W. E. King was reared on the old home place in Worth county and from
early youth assisted his father in tilling the fields and caring for the
crops After his father's death he and his brother took charge of
and carried on the place for a few years, displaying in its able
management the business ability and spirit of enterprise which have since
made him one of the leading and representative agriculturists of Taylor
county.
While living in Worth county, W. E. King was married on the 27th of
February, 1881, to Miss Louisa Weese. After their marriage they
lived in Missouri for two or three years, Mr. King carrying on farming
in Worth county and on the expiration of that period they came to Iowa where
he made investment in one hundred and twenty acres of land comprising
a part of the farm upon which he now resides. It was undeveloped and
unimproved land but he broke the sod, fenced the fields, erected the necessary
buildings and opened up the farm. Day by day added something to
the work he accomplished in transforming the place into productive fields.
After cultivating his land for some years Mr. King then rented the place
and removed to Worth county where he farmed his mother's land for five
years. He then returned to his old home and has since erected a
good residence and two good barns and outbuildings. He has
also set out an orchard and grove and the trees add much to the beauty
of the place. There was not a switch or stick upon the place when
he took possession and now there are various fruit trees together with
fine shade and ornamental trees. Mr. King has also added eighty
acres to his original tract and with the production of grain he also raises
and feeds cattle, horses and hogs. He likewise owns one hundred and
sixty acres in the panhandle of Texas, on which his son is now located and
his wife owns eighty acres of land in Worth county.
In 1899 Mr. King was called upon to mourn the loss of his first wife
who died on the 4th of June, of that year, leaving four sons and four
daughters, all of whom are yet living. These are: Charles E., now
of Texas; Zenis P., living in Blockton; Alvin N., and William D., who
are aiding in carrying on the home farm; Mina, Etta N., Jennie M. and
Bessie, all yet under the parental roof. In Taylor county Mr. King
was again married, his second union being with Mrs. Melvina Ethridge,
a widow who only lived for about two years after their marriage.
In Worth county, Missouri, on the 20th of May, 1906, Mr. King wedded Catherine
Drummins, also a widow and a native of Ohio.
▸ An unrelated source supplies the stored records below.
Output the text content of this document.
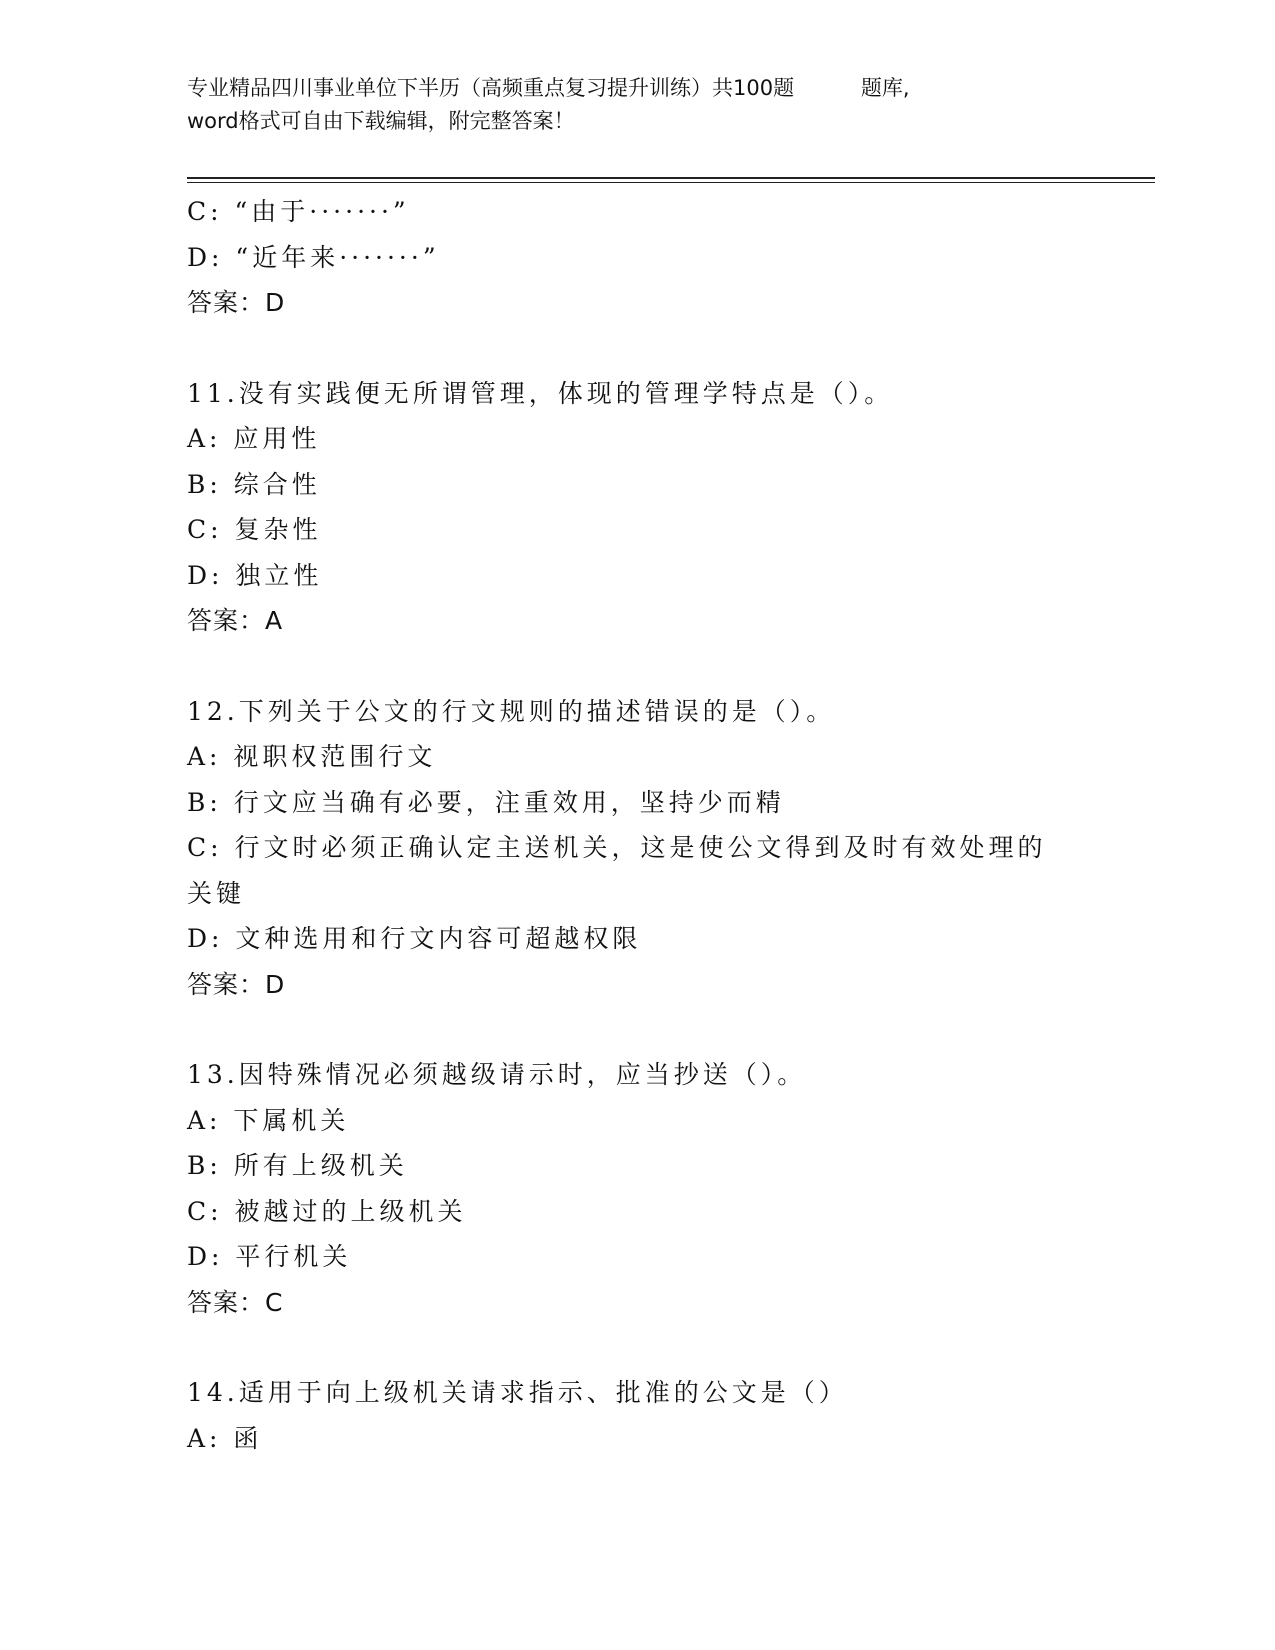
专业精品四川事业单位下半历（高频重点复习提升训练）共100题          题库,
word格式可自由下载编辑，附完整答案！
C: “由于·······”
D: “近年来·······”
答案：D
11.没有实践便无所谓管理，体现的管理学特点是（）。
A: 应用性
B: 综合性
C: 复杂性
D: 独立性
答案：A
12.下列关于公文的行文规则的描述错误的是（）。
A: 视职权范围行文
B: 行文应当确有必要，注重效用，坚持少而精
C: 行文时必须正确认定主送机关，这是使公文得到及时有效处理的关键
D: 文种选用和行文内容可超越权限
答案：D
13.因特殊情况必须越级请示时，应当抄送（）。
A: 下属机关
B: 所有上级机关
C: 被越过的上级机关
D: 平行机关
答案：C
14.适用于向上级机关请求指示、批准的公文是（）
A: 函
She was reared, however,
in Iowa and Missouri and was married in Worth county of the latter
state to James Thomas Drummins, a farmer of that locality.
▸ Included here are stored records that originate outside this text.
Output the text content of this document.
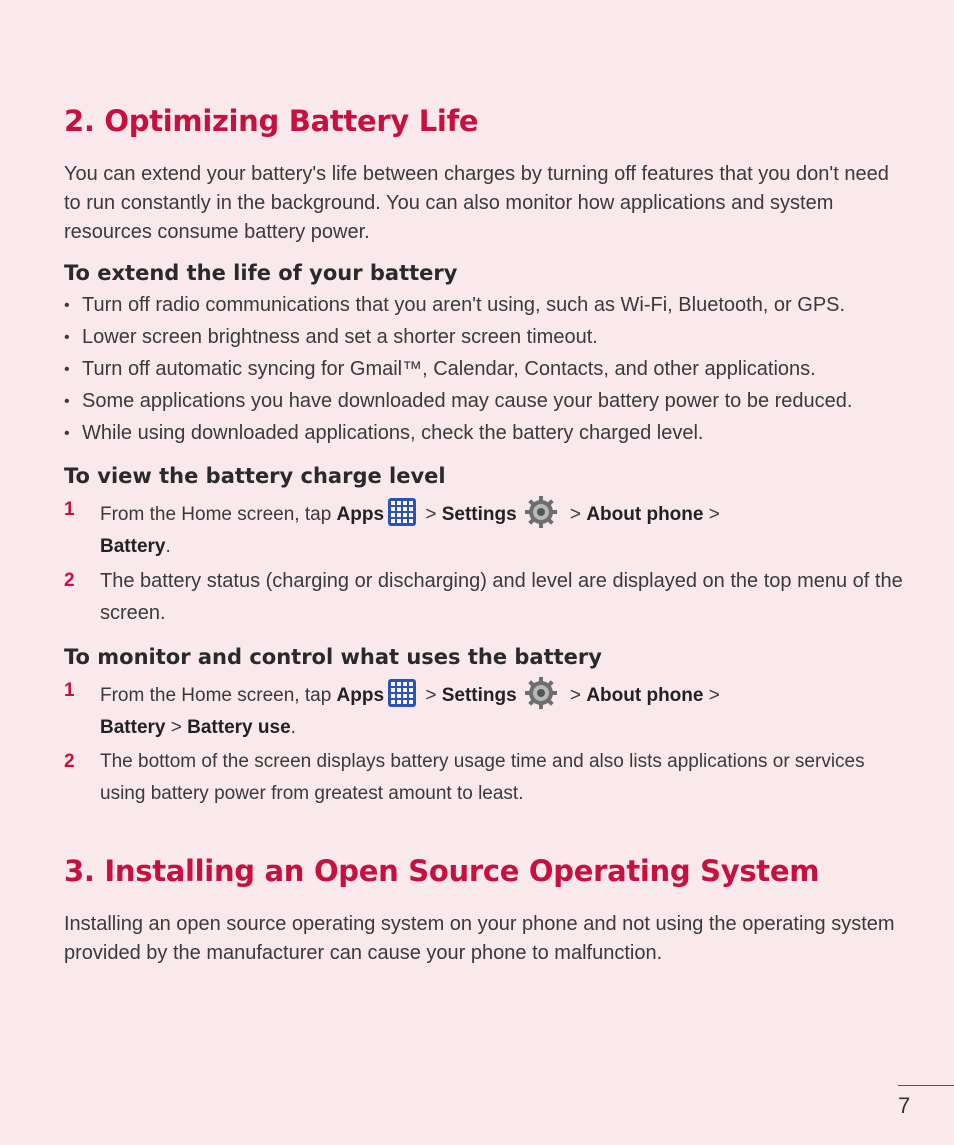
2. Optimizing Battery Life

You can extend your battery's life between charges by turning off features that you don't need to run constantly in the background. You can also monitor how applications and system resources consume battery power.

To extend the life of your battery
• Turn off radio communications that you aren't using, such as Wi-Fi, Bluetooth, or GPS.
• Lower screen brightness and set a shorter screen timeout.
• Turn off automatic syncing for Gmail™, Calendar, Contacts, and other applications.
• Some applications you have downloaded may cause your battery power to be reduced.
• While using downloaded applications, check the battery charged level.
To view the battery charge level
1 From the Home screen, tap Apps
> Settings	> About phone >
Battery.
2 The battery status (charging or discharging) and level are displayed on the top menu of the screen.
To monitor and control what uses the battery
1 From the Home screen, tap Apps
> Settings	> About phone >
Battery > Battery use.
2 The bottom of the screen displays battery usage time and also lists applications or services using battery power from greatest amount to least.
3. Installing an Open Source Operating System

Installing an open source operating system on your phone and not using the operating system provided by the manufacturer can cause your phone to malfunction.

7
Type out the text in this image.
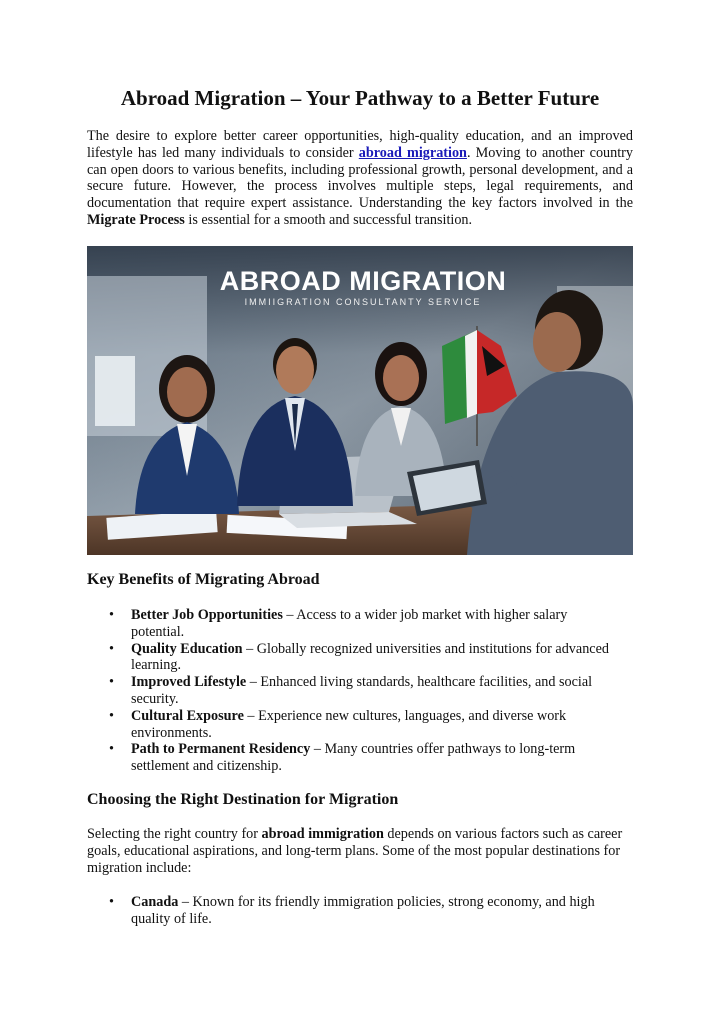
Abroad Migration – Your Pathway to a Better Future

The desire to explore better career opportunities, high-quality education, and an improved lifestyle has led many individuals to consider abroad migration. Moving to another country can open doors to various benefits, including professional growth, personal development, and a secure future. However, the process involves multiple steps, legal requirements, and documentation that require expert assistance. Understanding the key factors involved in the Migrate Process is essential for a smooth and successful transition.

ABROAD MIGRATION
IMMIIGRATION CONSULTANTY SERVICE
Key Benefits of Migrating Abroad
• Better Job Opportunities – Access to a wider job market with higher salary potential.
• Quality Education – Globally recognized universities and institutions for advanced learning.
• Improved Lifestyle – Enhanced living standards, healthcare facilities, and social security.
• Cultural Exposure – Experience new cultures, languages, and diverse work environments.
• Path to Permanent Residency – Many countries offer pathways to long-term settlement and citizenship.
Choosing the Right Destination for Migration

Selecting the right country for abroad immigration depends on various factors such as career goals, educational aspirations, and long-term plans. Some of the most popular destinations for migration include:

• Canada – Known for its friendly immigration policies, strong economy, and high quality of life.
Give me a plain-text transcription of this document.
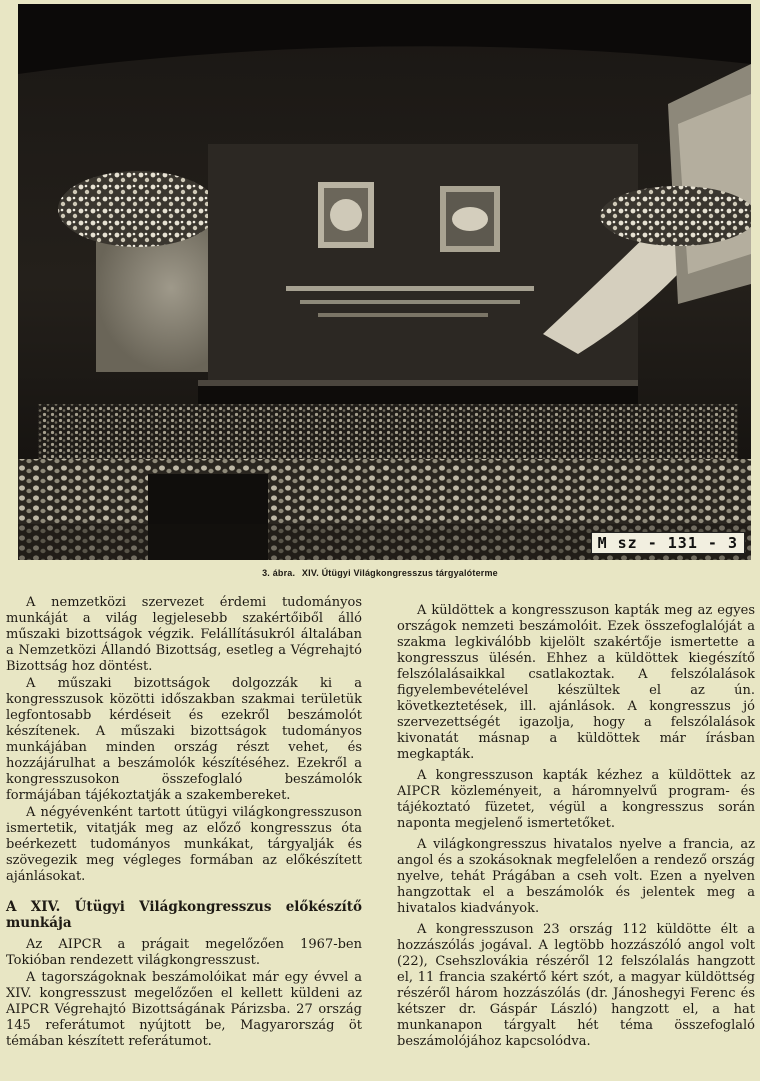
M sz - 131 - 3
3. ábra. XIV. Útügyi Világkongresszus tárgyalóterme

A nemzetközi szervezet érdemi tudományos munkáját a világ legjelesebb szakértőiből álló műszaki bizottságok végzik. Felállításukról általában a Nemzetközi Állandó Bizottság, esetleg a Végrehajtó Bizottság hoz döntést.

A műszaki bizottságok dolgozzák ki a kongresszusok közötti időszakban szakmai területük legfontosabb kérdéseit és ezekről beszámolót készítenek. A műszaki bizottságok tudományos munkájában minden ország részt vehet, és hozzájárulhat a beszámolók készítéséhez. Ezekről a kongresszusokon összefoglaló beszámolók formájában tájékoztatják a szakembereket.

A négyévenként tartott útügyi világkongresszuson ismertetik, vitatják meg az előző kongresszus óta beérkezett tudományos munkákat, tárgyalják és szövegezik meg végleges formában az előkészített ajánlásokat.

A XIV. Útügyi Világkongresszus előkészítő munkája

Az AIPCR a prágait megelőzően 1967-ben Tokióban rendezett világkongresszust.

A tagországoknak beszámolóikat már egy évvel a XIV. kongresszust megelőzően el kellett küldeni az AIPCR Végrehajtó Bizottságának Párizsba. 27 ország 145 referátumot nyújtott be, Magyarország öt témában készített referátumot.

A küldöttek a kongresszuson kapták meg az egyes országok nemzeti beszámolóit. Ezek összefoglalóját a szakma legkiválóbb kijelölt szakértője ismertette a kongresszus ülésén. Ehhez a küldöttek kiegészítő felszólalásaikkal csatlakoztak. A felszólalások figyelembevételével készültek el az ún. következtetések, ill. ajánlások. A kongresszus jó szervezettségét igazolja, hogy a felszólalások kivonatát másnap a küldöttek már írásban megkapták.

A kongresszuson kapták kézhez a küldöttek az AIPCR közleményeit, a háromnyelvű program- és tájékoztató füzetet, végül a kongresszus során naponta megjelenő ismertetőket.

A világkongresszus hivatalos nyelve a francia, az angol és a szokásoknak megfelelően a rendező ország nyelve, tehát Prágában a cseh volt. Ezen a nyelven hangzottak el a beszámolók és jelentek meg a hivatalos kiadványok.

A kongresszuson 23 ország 112 küldötte élt a hozzászólás jogával. A legtöbb hozzászóló angol volt (22), Csehszlovákia részéről 12 felszólalás hangzott el, 11 francia szakértő kért szót, a magyar küldöttség részéről három hozzászólás (dr. Jánoshegyi Ferenc és kétszer dr. Gáspár László) hangzott el, a hat munkanapon tárgyalt hét téma összefoglaló beszámolójához kapcsolódva.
By her former marriage she had one son, Ulysses S. Drummins, now of Worth
county.
In his political views Mr. King has been a lifelong democrat, casting
his first presidential vote for Grover Cleveland and his last for William
Jennings Bryan. He has never sought nor desired office for himself
but has served as a member (page 290) of the school board. Both
he and his wife are members of the Christian church of Blockton and are
both active workers in the church and Sunday-school, doing all in their
power to promote the growth and extend the influence of the church in
its efforts for the moral redemption of the race. Mr. King is well
known in this section of the country where he has long resided and
where his labors have been so directed that intelligent and unremitting
effort has brought to him a gratifying competence.